Finding old EPEL packages

Alexey Torkhov atorkhov at gmail.com
Sat Sep 26 17:56:15 UTC 2009


On Sat, 2009-09-26 at 10:10 -0600, Stephen John Smoogen wrote:
> On Sat, Sep 26, 2009 at 2:13 AM, Alexey Torkhov <atorkhov at gmail.com> wrote:
> > On Fri, 2009-09-25 at 20:58 -0600, Stephen John Smoogen wrote:
> >> On Fri, Sep 25, 2009 at 11:08 AM, Alexey Torkhov <atorkhov at gmail.com> wrote:
> >> > On Fri, 2009-09-25 at 10:56 -0600, Kevin Fenzi wrote:
> >> >> On Fri, 25 Sep 2009 20:52:05 +0400
> >> >> Alexey Torkhov <atorkhov at gmail.com> wrote:
> >> >> > I think, that all EPEL packages there were ever released should be
> >> >> > available somewhere. It could be useful in situation like mine where
> >> >> > one need to install package on old system - it was CentOS 5.3 in my
> >> >> > case, or to downgrade some packages.
> >> >>
> >> >> Now that we are using koji, it should keep all builds we ever do, but
> >> >> of course we only were able to import all the ones we had from plague
> >> >> at the time we switched.
> >> >
> >> > If koji will keep packages forever that would be good.
> >> > Thanks.
> >>
> >> No it doesn't. Packages are retained for a certain amount of time but
> >> not forever due to space reasons.
> >
> > Then, some place with enough storage space should be found. Like
> > archive.fedoraproject.org. There is even FC-1 that was released several
> > years ago could be found, but EPEL package that was there month ago is
> > gone.
> >
> 
> Well to answer your first question that started this off.. EPEL does
> not have any FUSE packages nor has it because kernel packages have
> been verbotten. rpmrepo or rpmfusion might have had them but not EPEL.

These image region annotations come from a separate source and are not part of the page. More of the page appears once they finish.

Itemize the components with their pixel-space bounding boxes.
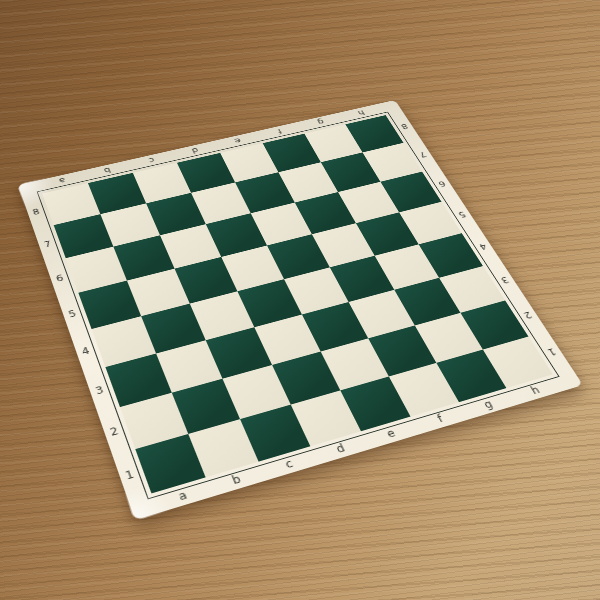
- wood-table: abcdefgh abcdefgh 87654321 87654321: [0, 0, 600, 600]
- mat-shadow: abcdefgh abcdefgh 87654321 87654321: [0, 0, 600, 600]
- chessboard-mat: abcdefgh abcdefgh 87654321 87654321: [18, 100, 583, 520]
- mat-perspective-wrap: abcdefgh abcdefgh 87654321 87654321: [18, 100, 583, 520]
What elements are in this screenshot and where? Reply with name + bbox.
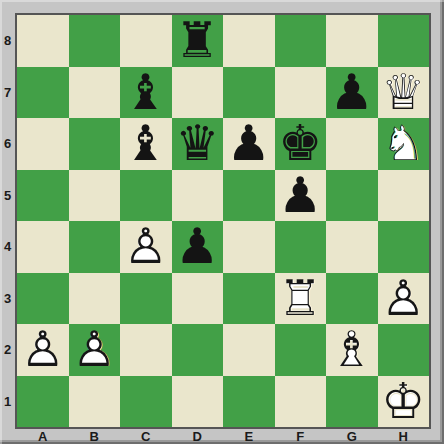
square-g4[interactable] xyxy=(326,221,378,273)
piece-black-rook[interactable]: ♜ xyxy=(172,15,224,67)
square-d3[interactable] xyxy=(172,273,224,325)
piece-black-pawn[interactable]: ♟ xyxy=(172,221,224,273)
piece-black-pawn[interactable]: ♟ xyxy=(275,170,327,222)
piece-black-king[interactable]: ♚ xyxy=(275,118,327,170)
square-a1[interactable] xyxy=(17,376,69,428)
square-h6[interactable]: ♞♘ xyxy=(378,118,430,170)
file-label-g: G xyxy=(326,429,378,444)
file-label-h: H xyxy=(378,429,430,444)
square-c8[interactable] xyxy=(120,15,172,67)
square-a5[interactable] xyxy=(17,170,69,222)
square-c2[interactable] xyxy=(120,324,172,376)
square-a4[interactable] xyxy=(17,221,69,273)
square-g3[interactable] xyxy=(326,273,378,325)
piece-white-king-fill: ♚ xyxy=(378,376,428,426)
rank-label-8: 8 xyxy=(0,15,15,67)
square-e8[interactable] xyxy=(223,15,275,67)
piece-white-pawn[interactable]: ♙ xyxy=(378,273,430,325)
square-d8[interactable]: ♜ xyxy=(172,15,224,67)
rank-label-2: 2 xyxy=(0,324,15,376)
square-g7[interactable]: ♟ xyxy=(326,67,378,119)
piece-white-queen[interactable]: ♕ xyxy=(378,67,430,119)
square-e2[interactable] xyxy=(223,324,275,376)
square-h8[interactable] xyxy=(378,15,430,67)
file-label-b: B xyxy=(69,429,121,444)
rank-label-3: 3 xyxy=(0,273,15,325)
chess-board: ♜♝♟♛♕♝♛♟♚♞♘♟♟♙♟♜♖♟♙♟♙♟♙♝♗♚♔ xyxy=(15,13,431,429)
board-frame: 87654321 ♜♝♟♛♕♝♛♟♚♞♘♟♟♙♟♜♖♟♙♟♙♟♙♝♗♚♔ ABC… xyxy=(0,0,444,444)
piece-black-pawn[interactable]: ♟ xyxy=(223,118,275,170)
square-f5[interactable]: ♟ xyxy=(275,170,327,222)
square-d6[interactable]: ♛ xyxy=(172,118,224,170)
square-e4[interactable] xyxy=(223,221,275,273)
rank-label-4: 4 xyxy=(0,221,15,273)
piece-white-pawn[interactable]: ♙ xyxy=(120,221,172,273)
piece-white-pawn-fill: ♟ xyxy=(378,273,428,323)
piece-white-pawn[interactable]: ♙ xyxy=(17,324,69,376)
file-label-e: E xyxy=(223,429,275,444)
piece-white-knight-fill: ♞ xyxy=(378,119,428,169)
square-e5[interactable] xyxy=(223,170,275,222)
square-a8[interactable] xyxy=(17,15,69,67)
file-label-d: D xyxy=(172,429,224,444)
square-f8[interactable] xyxy=(275,15,327,67)
square-b4[interactable] xyxy=(69,221,121,273)
rank-label-7: 7 xyxy=(0,67,15,119)
piece-white-pawn-fill: ♟ xyxy=(69,325,119,375)
square-b1[interactable] xyxy=(69,376,121,428)
square-h5[interactable] xyxy=(378,170,430,222)
piece-black-bishop[interactable]: ♝ xyxy=(120,67,172,119)
file-label-a: A xyxy=(17,429,69,444)
square-e7[interactable] xyxy=(223,67,275,119)
piece-white-pawn-fill: ♟ xyxy=(18,325,68,375)
square-d1[interactable] xyxy=(172,376,224,428)
rank-label-1: 1 xyxy=(0,376,15,428)
square-d7[interactable] xyxy=(172,67,224,119)
square-g2[interactable]: ♝♗ xyxy=(326,324,378,376)
piece-white-pawn-fill: ♟ xyxy=(121,222,171,272)
square-c3[interactable] xyxy=(120,273,172,325)
square-b7[interactable] xyxy=(69,67,121,119)
square-f3[interactable]: ♜♖ xyxy=(275,273,327,325)
square-g1[interactable] xyxy=(326,376,378,428)
square-a7[interactable] xyxy=(17,67,69,119)
piece-black-bishop[interactable]: ♝ xyxy=(120,118,172,170)
piece-white-king[interactable]: ♔ xyxy=(378,376,430,428)
piece-black-queen[interactable]: ♛ xyxy=(172,118,224,170)
piece-white-queen-fill: ♛ xyxy=(378,67,428,117)
square-b3[interactable] xyxy=(69,273,121,325)
square-f4[interactable] xyxy=(275,221,327,273)
square-b2[interactable]: ♟♙ xyxy=(69,324,121,376)
square-c1[interactable] xyxy=(120,376,172,428)
square-c5[interactable] xyxy=(120,170,172,222)
piece-white-rook-fill: ♜ xyxy=(275,273,325,323)
piece-white-bishop[interactable]: ♗ xyxy=(326,324,378,376)
file-label-f: F xyxy=(275,429,327,444)
square-g8[interactable] xyxy=(326,15,378,67)
square-g5[interactable] xyxy=(326,170,378,222)
piece-white-bishop-fill: ♝ xyxy=(327,325,377,375)
square-f1[interactable] xyxy=(275,376,327,428)
piece-white-pawn[interactable]: ♙ xyxy=(69,324,121,376)
square-b6[interactable] xyxy=(69,118,121,170)
square-a3[interactable] xyxy=(17,273,69,325)
square-b8[interactable] xyxy=(69,15,121,67)
square-h1[interactable]: ♚♔ xyxy=(378,376,430,428)
rank-label-6: 6 xyxy=(0,118,15,170)
square-h2[interactable] xyxy=(378,324,430,376)
square-d2[interactable] xyxy=(172,324,224,376)
square-e6[interactable]: ♟ xyxy=(223,118,275,170)
square-c4[interactable]: ♟♙ xyxy=(120,221,172,273)
rank-labels: 87654321 xyxy=(0,15,15,427)
square-f7[interactable] xyxy=(275,67,327,119)
rank-label-5: 5 xyxy=(0,170,15,222)
file-label-c: C xyxy=(120,429,172,444)
square-a2[interactable]: ♟♙ xyxy=(17,324,69,376)
piece-white-knight[interactable]: ♘ xyxy=(378,118,430,170)
square-g6[interactable] xyxy=(326,118,378,170)
file-labels: ABCDEFGH xyxy=(17,429,429,444)
square-e3[interactable] xyxy=(223,273,275,325)
square-d5[interactable] xyxy=(172,170,224,222)
square-b5[interactable] xyxy=(69,170,121,222)
square-h7[interactable]: ♛♕ xyxy=(378,67,430,119)
square-f2[interactable] xyxy=(275,324,327,376)
square-h3[interactable]: ♟♙ xyxy=(378,273,430,325)
square-f6[interactable]: ♚ xyxy=(275,118,327,170)
square-h4[interactable] xyxy=(378,221,430,273)
square-a6[interactable] xyxy=(17,118,69,170)
square-c7[interactable]: ♝ xyxy=(120,67,172,119)
square-c6[interactable]: ♝ xyxy=(120,118,172,170)
piece-white-rook[interactable]: ♖ xyxy=(275,273,327,325)
piece-black-pawn[interactable]: ♟ xyxy=(326,67,378,119)
square-e1[interactable] xyxy=(223,376,275,428)
square-d4[interactable]: ♟ xyxy=(172,221,224,273)
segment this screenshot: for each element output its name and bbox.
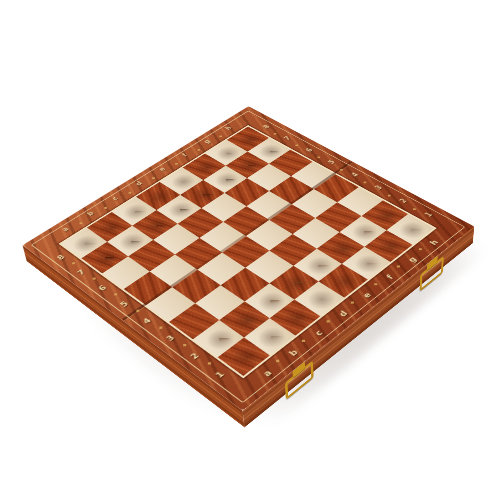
rank-label-right-4: 4	[351, 172, 360, 178]
border-inlay-dot	[397, 265, 400, 267]
file-label-e: e	[362, 291, 374, 299]
border-inlay-dot	[419, 248, 422, 250]
rank-label-4: 4	[141, 317, 152, 325]
border-inlay-dot	[351, 301, 354, 303]
rank-label-right-3: 3	[374, 185, 383, 191]
border-inlay-dot	[413, 208, 416, 210]
border-inlay-dot	[93, 278, 96, 280]
file-label-a: a	[262, 369, 274, 378]
border-inlay-dot	[276, 360, 279, 363]
border-inlay-dot	[219, 136, 222, 138]
rank-label-2: 2	[189, 352, 201, 361]
file-label-far-h: h	[225, 126, 234, 131]
border-inlay-dot	[388, 195, 391, 197]
rank-label-right-8: 8	[262, 124, 271, 129]
border-inlay-dot	[114, 293, 117, 295]
file-label-g: g	[407, 256, 419, 264]
border-inlay-dot	[152, 177, 155, 179]
rank-label-right-6: 6	[305, 148, 314, 153]
border-inlay-dot	[79, 222, 82, 224]
border-inlay-dot	[159, 326, 162, 328]
border-inlay-dot	[317, 157, 320, 159]
border-inlay-dot	[197, 149, 200, 151]
rank-label-6: 6	[97, 284, 108, 292]
file-label-far-c: c	[111, 196, 119, 201]
product-photo-stage: ♜♞♝♛♚♝♞♜♟♟♟♟♟♟♟♟♟♟♟♟♟♟♟♟♜♞♝♛♚♝♞♜ 11aa22b…	[0, 0, 500, 500]
file-label-f: f	[385, 274, 395, 280]
border-inlay-dot	[302, 340, 305, 343]
rank-label-5: 5	[119, 300, 130, 308]
file-label-b: b	[288, 349, 300, 358]
rank-label-3: 3	[165, 334, 177, 342]
border-inlay-dot	[364, 182, 367, 184]
rank-label-right-5: 5	[327, 160, 336, 165]
rank-label-right-7: 7	[283, 136, 292, 141]
border-inlay-dot	[374, 283, 377, 285]
rank-label-8: 8	[56, 254, 66, 261]
border-inlay-dot	[104, 207, 107, 209]
border-inlay-dot	[208, 362, 211, 365]
border-inlay-dot	[128, 192, 131, 194]
file-label-h: h	[429, 239, 440, 246]
border-inlay-dot	[72, 262, 75, 264]
file-label-far-b: b	[87, 211, 96, 217]
rank-label-7: 7	[76, 269, 87, 276]
file-label-d: d	[338, 310, 350, 318]
file-label-far-a: a	[61, 227, 70, 233]
chess-board[interactable]: ♜♞♝♛♚♝♞♜♟♟♟♟♟♟♟♟♟♟♟♟♟♟♟♟♜♞♝♛♚♝♞♜ 11aa22b…	[23, 106, 475, 410]
file-label-far-g: g	[203, 139, 212, 144]
rank-label-right-2: 2	[399, 198, 409, 204]
border-inlay-dot	[295, 145, 298, 147]
rank-label-right-1: 1	[424, 212, 434, 218]
file-label-far-e: e	[158, 167, 167, 172]
border-inlay-dot	[274, 133, 277, 135]
file-label-far-d: d	[135, 181, 144, 187]
border-inlay-dot	[175, 163, 178, 165]
file-label-far-f: f	[182, 153, 189, 157]
border-inlay-dot	[183, 344, 186, 347]
rank-label-1: 1	[214, 370, 226, 379]
file-label-c: c	[314, 329, 325, 337]
border-inlay-dot	[327, 320, 330, 322]
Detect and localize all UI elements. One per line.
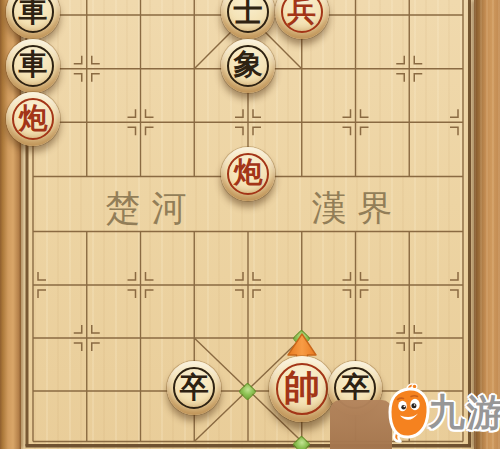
piece-ring: 車 xyxy=(12,0,54,33)
valid-move-dot[interactable] xyxy=(239,382,257,400)
piece-character: 兵 xyxy=(287,0,316,26)
piece-士-black[interactable]: 士 xyxy=(221,0,275,39)
piece-character: 卒 xyxy=(180,373,209,402)
piece-車-black[interactable]: 車 xyxy=(6,39,60,93)
piece-象-black[interactable]: 象 xyxy=(221,39,275,93)
piece-character: 炮 xyxy=(233,158,262,187)
piece-帥-red-selected[interactable]: 帥 xyxy=(269,356,335,422)
piece-ring: 卒 xyxy=(173,367,215,409)
watermark-text: 九游 xyxy=(428,388,500,438)
valid-move-dot[interactable] xyxy=(293,435,311,449)
piece-車-black[interactable]: 車 xyxy=(6,0,60,39)
xiangqi-board-screenshot: 楚河 漢界 車車炮士兵象炮卒帥卒 xyxy=(0,0,500,449)
piece-character: 車 xyxy=(18,0,47,26)
piece-兵-red[interactable]: 兵 xyxy=(275,0,329,39)
piece-character: 士 xyxy=(233,0,262,26)
piece-character: 卒 xyxy=(341,373,370,402)
piece-ring: 象 xyxy=(227,45,269,87)
piece-ring: 兵 xyxy=(281,0,323,33)
piece-ring: 士 xyxy=(227,0,269,33)
piece-炮-red[interactable]: 炮 xyxy=(221,147,275,201)
piece-character: 炮 xyxy=(18,104,47,133)
piece-character: 帥 xyxy=(284,370,320,406)
piece-卒-black[interactable]: 卒 xyxy=(167,361,221,415)
piece-character: 車 xyxy=(18,50,47,79)
piece-grid: 車車炮士兵象炮卒帥卒 xyxy=(6,0,490,449)
piece-炮-red[interactable]: 炮 xyxy=(6,92,60,146)
piece-ring: 炮 xyxy=(12,98,54,140)
piece-ring: 車 xyxy=(12,45,54,87)
piece-character: 象 xyxy=(233,50,262,79)
piece-ring: 帥 xyxy=(276,363,328,415)
piece-ring: 炮 xyxy=(227,153,269,195)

Yeah, I saw the EL branches and tags and thought that it was built. Some
other repos have the package, right.

> One the second, archive.fedoraproject.org deals with releases. Not
> every package that was released for a fedora is kept forever. A
> release is kept and the last update to a package in that release is
> kept. But if 20 updates occurred between the two, those aren't kept.
> 
> EPEL does not have 'releases' in the same manner Fedoraproject does
> and so it only keeps the latest package around. Trying to keep around
> terabytes of packages around is beyond what this volunteer part can
> deal with.

Oh, right, only last package is kept on Fedora mirrors. I thought that
some number of older updates is kept too - may be saw it in some other
repos. So, then there is no need to keep them for EPEL.